My first homestay experience

This weekend I went to the little muslim village of Ban Talae Nok ,with my colleagues, for village guide training.  Ban Talae Nok is a small, coastal village with about 200 inhabitants where Andaman Discoveries is hosting community-based tourism with a homestay programs.

We arrived late in the evening, settled in our house, and held a meeting with the village’s tourism group. Unfortunately, as I don’t speak Thai, I could not understand what was being said in the meeting, but I felt that the local villagers were enthusiastic and pleased with the program, something Uzma, one of our native Thais in Andaman Discoveries, later could confirm.


me Nypa Palm weaving

I’ve been travelling in Thailand and her neighboring countries before, but I never experienced a homestay. I stayed with Cha and her family, a cozy little house with a shop in front, laying in the upper part of the village. The levels of comfort may be lower than you are used to back home, but what you may miss, the locals make up for in form of hospitality and smiles. And that hospitality goes for the whole community, wherever I walked, I was greeted with a smile, “hello’s” and offered a ride to where I was going. But the hospitality never went so far that I felt I was interrupting their way of life.
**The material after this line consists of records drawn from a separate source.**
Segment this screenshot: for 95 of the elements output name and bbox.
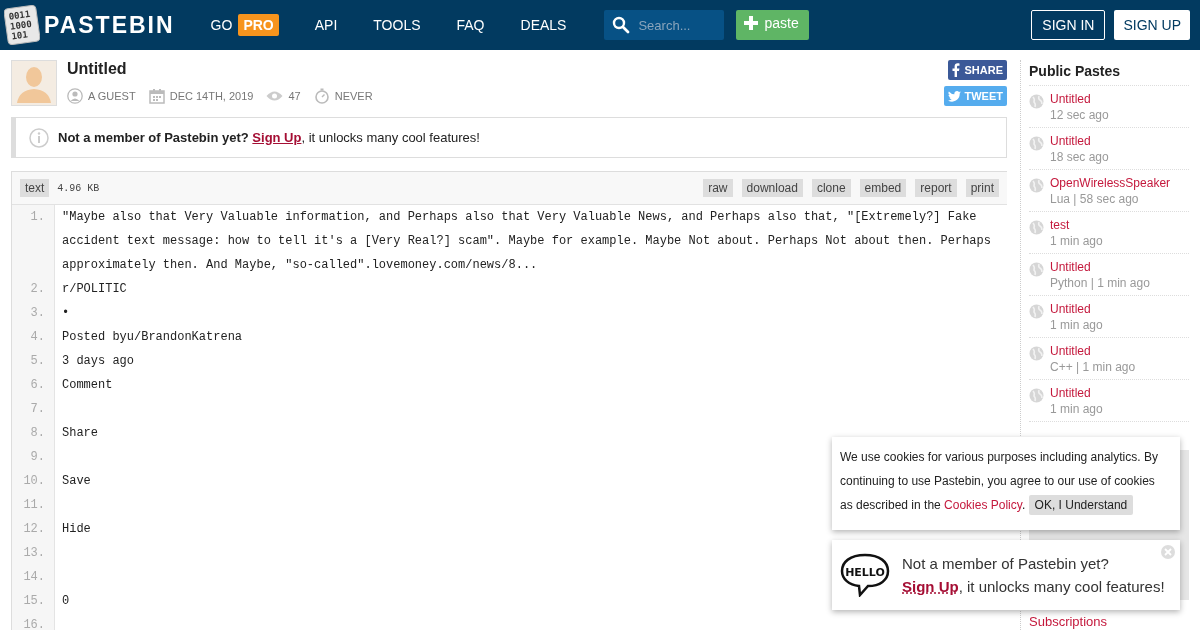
syntax-tag[interactable]: text — [20, 179, 50, 197]
user-icon — [67, 88, 83, 104]
paste-meta: 1 min ago — [1050, 233, 1103, 249]
expiry-label: NEVER — [334, 90, 373, 102]
sign-in-button[interactable]: SIGN IN — [1031, 10, 1106, 40]
line-number: 11. — [22, 497, 46, 514]
nav-link[interactable]: DEALS — [520, 14, 567, 36]
avatar-silhouette — [11, 60, 57, 106]
code-line: Comment — [62, 378, 113, 392]
paste-meta: 18 sec ago — [1050, 149, 1109, 165]
notice-text: Not a member of Pastebin yet? Sign Up, it unlocks many cool features! — [58, 130, 480, 145]
sign-up-button[interactable]: SIGN UP — [1114, 10, 1190, 40]
code-line: Posted byu/BrandonKatrena — [62, 330, 243, 344]
globe-icon — [1029, 220, 1044, 235]
sidebar-heading: Public Pastes — [1029, 60, 1189, 86]
line-number: 4. — [29, 329, 46, 346]
line-number: 8. — [29, 425, 46, 442]
nav-link[interactable]: FAQ — [456, 14, 485, 36]
nav-link[interactable]: API — [314, 14, 338, 36]
search-field[interactable]: Search... — [604, 10, 725, 40]
paste-link[interactable]: Untitled — [1050, 301, 1103, 317]
popup-message: Not a member of Pastebin yet? — [902, 555, 1110, 572]
code-line: 0 — [62, 594, 70, 608]
logo-wordmark[interactable]: PASTEBIN — [44, 11, 175, 39]
code-action-button[interactable]: clone — [811, 179, 851, 197]
globe-icon — [1029, 262, 1044, 277]
code-action-button[interactable]: print — [965, 179, 999, 197]
subscriptions-link[interactable]: Subscriptions — [1029, 614, 1189, 629]
code-line: Share — [62, 426, 98, 440]
views-count: 47 — [288, 90, 301, 102]
line-number: 1. — [29, 209, 46, 226]
line-number: 12. — [22, 521, 46, 538]
globe-icon — [1029, 304, 1044, 319]
globe-icon — [1029, 178, 1044, 193]
globe-icon — [1029, 346, 1044, 361]
file-size: 4.96 KB — [57, 182, 100, 194]
code-line: Hide — [62, 522, 91, 536]
cookie-notice-text: We use cookies for various purposes including analytics. By continuing to use Pastebin, you agree to our use of cookies as described in the Cookies Policy. OK, I Understand — [840, 445, 1164, 517]
pro-badge: PRO — [238, 14, 279, 36]
popup-signup-text: Sign Up, it unlocks many cool features! — [902, 578, 1165, 595]
paste-meta: Python | 1 min ago — [1050, 275, 1150, 291]
line-number: 9. — [29, 449, 46, 466]
code-line: 3 days ago — [62, 354, 134, 368]
line-number: 15. — [22, 593, 46, 610]
code-action-button[interactable]: raw — [703, 179, 733, 197]
close-icon[interactable] — [1161, 545, 1175, 559]
paste-link[interactable]: Untitled — [1050, 343, 1136, 359]
line-number: 3. — [29, 305, 46, 322]
globe-icon — [1029, 136, 1044, 151]
paste-meta: C++ | 1 min ago — [1050, 359, 1136, 375]
line-number: 16. — [22, 617, 46, 630]
line-number: 13. — [22, 545, 46, 562]
bird-icon — [947, 90, 961, 102]
paste-link[interactable]: test — [1050, 217, 1103, 233]
line-number: 6. — [29, 377, 46, 394]
eye-icon — [266, 90, 284, 102]
line-number: 14. — [22, 569, 46, 586]
sign-up-link[interactable]: Sign Up — [902, 578, 959, 595]
code-line: • — [62, 306, 70, 320]
hello-speech-bubble-icon: HELLO — [840, 553, 890, 597]
globe-icon — [1029, 94, 1044, 109]
paste-link[interactable]: Untitled — [1050, 259, 1150, 275]
paste-link[interactable]: Untitled — [1050, 133, 1109, 149]
cookies-policy-link[interactable]: Cookies Policy — [944, 498, 1022, 512]
paste-meta: 1 min ago — [1050, 317, 1103, 333]
code-line: r/POLITIC — [62, 282, 127, 296]
nav-link[interactable]: TOOLS — [373, 14, 421, 36]
author-label: A GUEST — [88, 90, 136, 102]
stopwatch-icon — [313, 88, 330, 104]
nav-link[interactable]: GO PRO — [210, 14, 279, 36]
paste-link[interactable]: Untitled — [1050, 385, 1103, 401]
line-number: 2. — [29, 281, 46, 298]
paste-link[interactable]: OpenWirelessSpeaker — [1050, 175, 1171, 191]
ok-button[interactable]: OK, I Understand — [1028, 495, 1134, 515]
line-number: 7. — [29, 401, 46, 418]
paste-link[interactable]: Untitled — [1050, 91, 1109, 107]
info-icon — [29, 127, 49, 148]
code-line: "Maybe also that Very Valuable information, and Perhaps also that Very Valuable News, and Perhaps also that, "[Extremely?] Fake accident text message: how to tell it's a [Very Real?] scam". Maybe for example. Maybe Not about. Perhaps Not about then. Perhaps approximately then. And Maybe, "so-called".lovemoney.com/news/8... — [62, 210, 992, 272]
date-label: DEC 14TH, 2019 — [169, 90, 254, 102]
line-number: 10. — [22, 473, 46, 490]
plus-icon — [744, 16, 759, 30]
paste-meta: 1 min ago — [1050, 401, 1103, 417]
code-action-button[interactable]: download — [741, 179, 803, 197]
code-action-button[interactable]: embed — [859, 179, 907, 197]
calendar-icon — [148, 88, 165, 104]
paste-meta: 12 sec ago — [1050, 107, 1109, 123]
logo-icon[interactable]: 0011 1000 101 — [4, 5, 40, 45]
code-action-button[interactable]: report — [915, 179, 957, 197]
code-line: Save — [62, 474, 91, 488]
facebook-icon — [952, 63, 961, 77]
line-number: 5. — [29, 353, 46, 370]
paste-title: Untitled — [67, 60, 128, 78]
globe-icon — [1029, 388, 1044, 403]
share-button[interactable]: SHARE — [948, 60, 1007, 80]
paste-meta: Lua | 58 sec ago — [1050, 191, 1140, 207]
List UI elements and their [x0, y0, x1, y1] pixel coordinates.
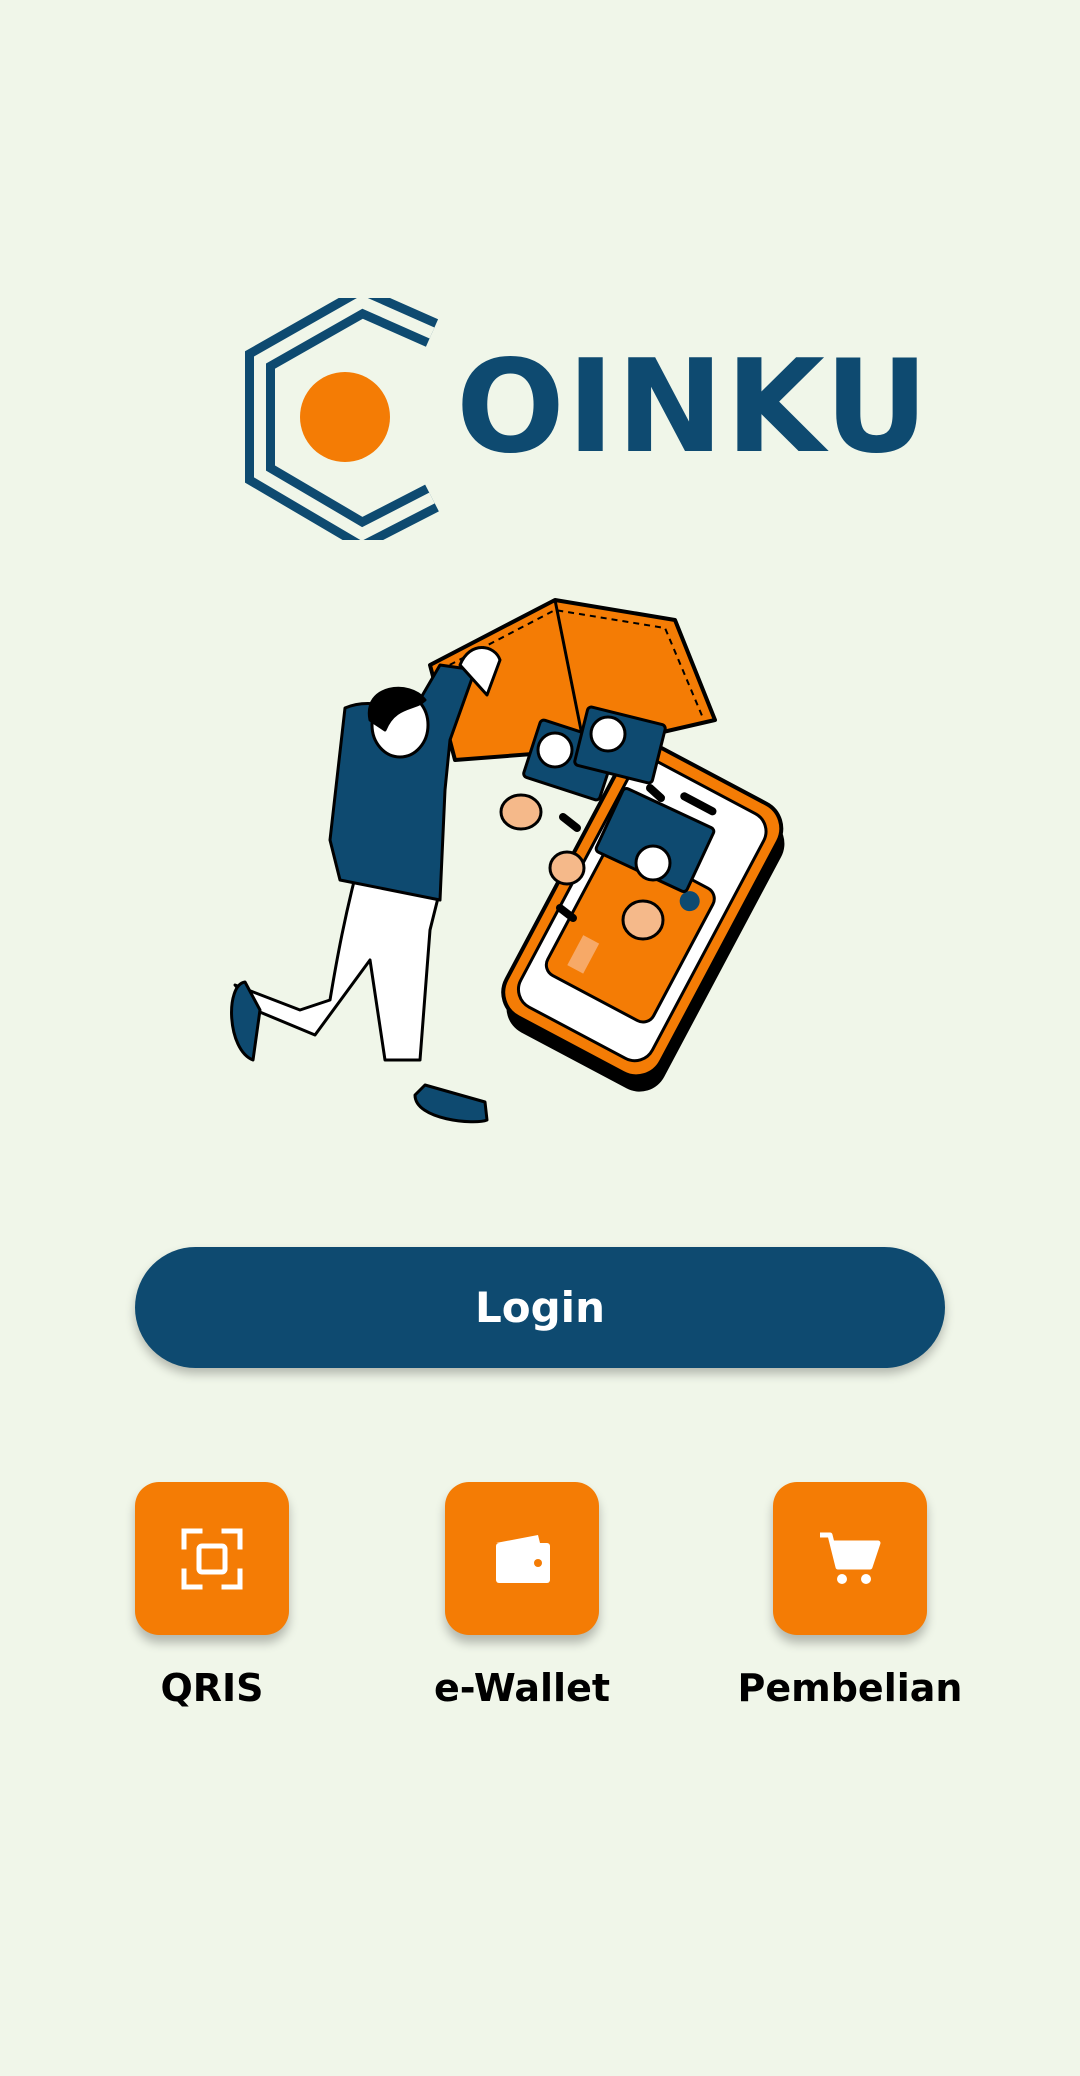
pembelian-button[interactable]: [773, 1482, 927, 1635]
qr-scan-icon: [181, 1528, 243, 1589]
wallet-icon: [496, 1534, 550, 1583]
hexagon-c-logo-icon: [245, 298, 439, 540]
qris-label: QRIS: [160, 1666, 264, 1710]
qris-button[interactable]: [135, 1482, 289, 1635]
login-button[interactable]: Login: [135, 1247, 945, 1368]
logo-wordmark: OINKU: [456, 333, 931, 482]
ewallet-label: e-Wallet: [433, 1666, 611, 1710]
ewallet-button[interactable]: [445, 1482, 599, 1635]
app-logo: OINKU: [232, 298, 928, 540]
pembelian-label: Pembelian: [737, 1666, 963, 1710]
wallet-to-phone-illustration: [230, 598, 785, 1124]
shopping-cart-icon: [820, 1532, 881, 1584]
Thailand is a country with a lot of surprises and mystery, but one thing you always can take for granted, is that the food will be great. In the village, they spared no expense in serving us the most delightful dishes. We were lucky to eat freshly caught crabs and fish, served with omelets, curries and exotic fruits. An interesting new experience was their breakfast. Many of the dishes served in the morning, I would call deserts back home in Sweden. They were sweet and sugary, reminding me of donuts and cakes.

I enjoy travelling off the beaten path and experiencing cultures in their genuine form, and I can honestly say that the stay in this village is one of my highlights of Thailand.